20 February 2015
During a routine inspection
Letter from the Chief Inspector of General Practice
We carried out an announced comprehensive inspection at Cloisters Medical Practice on 20 February 2015. Overall the practice is rated as good.
Specifically, we found the practice to be good for providing safe, responsive, effective, caring and
well- led services. It was also good for providing services for the older people, people with long-term conditions, families, children and young people, the working age population and those recently retired, people in vulnerable circumstances and people experiencing poor mental health.
Our key findings across all the areas we inspected were as follows:
- Staff understood and fulfilled their responsibilities to raise concerns, and to report incidents and near misses. Information about safety was recorded, monitored, appropriately reviewed and addressed.

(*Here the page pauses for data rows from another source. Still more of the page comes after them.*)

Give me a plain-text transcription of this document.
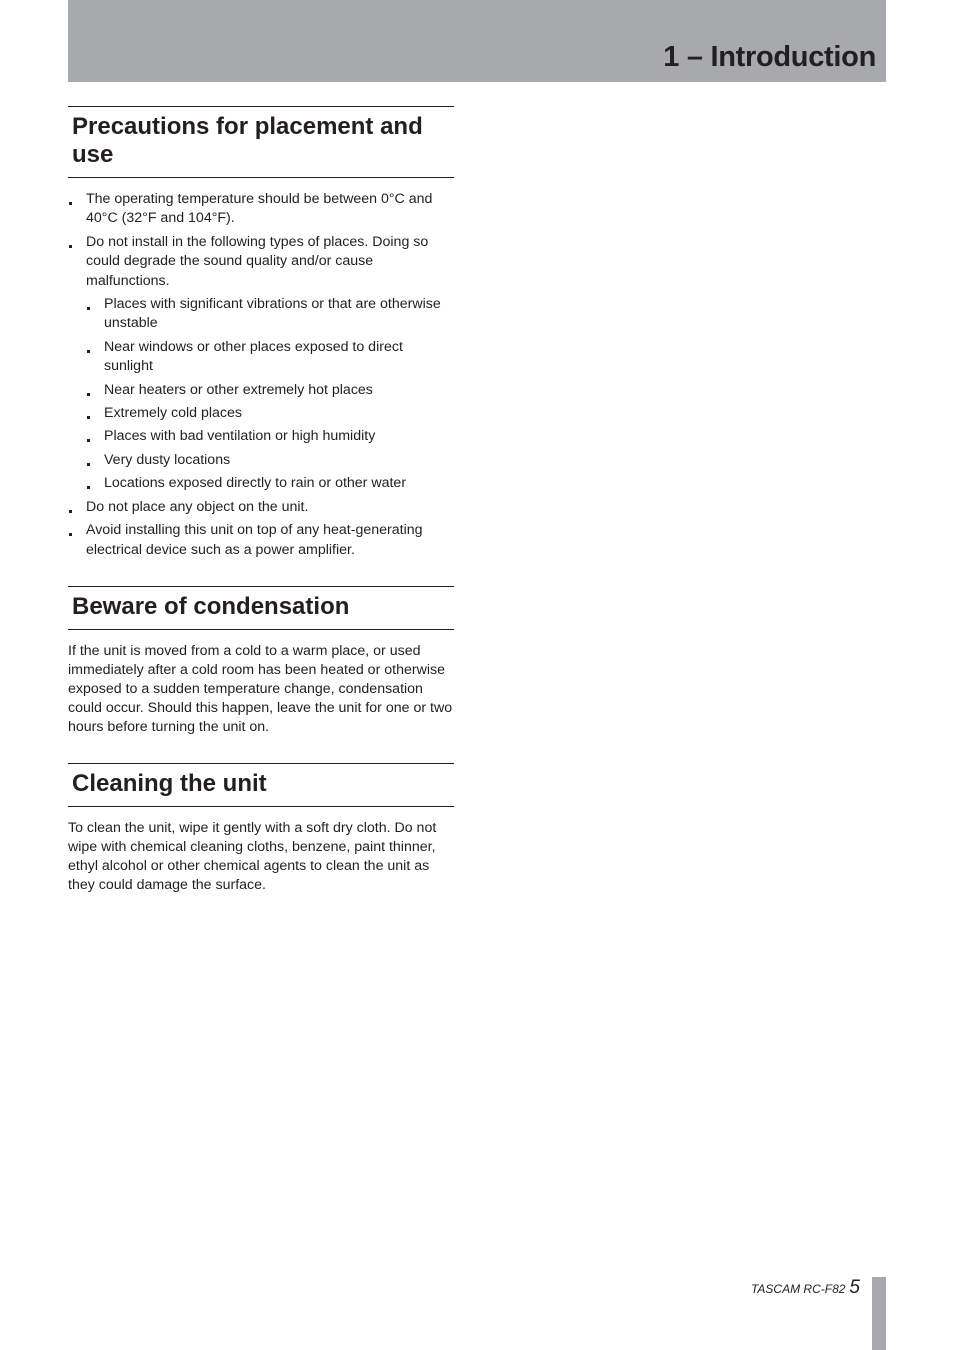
1 – Introduction
Precautions for placement and use
The operating temperature should be between 0°C and 40°C (32°F and 104°F).
Do not install in the following types of places. Doing so could degrade the sound quality and/or cause malfunctions.
Places with significant vibrations or that are otherwise unstable
Near windows or other places exposed to direct sunlight
Near heaters or other extremely hot places
Extremely cold places
Places with bad ventilation or high humidity
Very dusty locations
Locations exposed directly to rain or other water
Do not place any object on the unit.
Avoid installing this unit on top of any heat-generating electrical device such as a power amplifier.
Beware of condensation

If the unit is moved from a cold to a warm place, or used immediately after a cold room has been heated or otherwise exposed to a sudden temperature change, condensation could occur. Should this happen, leave the unit for one or two hours before turning the unit on.

Cleaning the unit

To clean the unit, wipe it gently with a soft dry cloth. Do not wipe with chemical cleaning cloths, benzene, paint thinner, ethyl alcohol or other chemical agents to clean the unit as they could damage the surface.

TASCAM RC-F82 5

- Risks to patients were assessed and well managed.
- Patients’ needs were assessed and care was planned and delivered following best practice guidance.
- Staff had received training appropriate to their roles, with the exception of infection control and prevention. Further staff training needs had been identified and planned.
- Patients said they were treated with compassion, dignity and respect and they were involved in their care and decisions about their treatment.
- Information about services and how to complain was available and easy to understand.
- Patients said that they did not always find it easy to make an appointment with a named GP however urgent appointments were available the same day.
- The practice had good facilities and was well equipped to treat patients and meet their needs.
- There was a clear leadership structure and staff felt supported by management. The practice proactively sought feedback from staff and patients, which it acted on.
We saw one area of outstanding practice:
- The practice provided a service to a community of people who lived on houseboats and barges. The practice offered them the opportunity to register as permanent or temporary patients and ensured that they had the means to contact and communicate with them when needed.
However there was one area of practice where the provider needs to make improvements.
Action the provider SHOULD take to improve::
Ensure that all staff receive infection control training.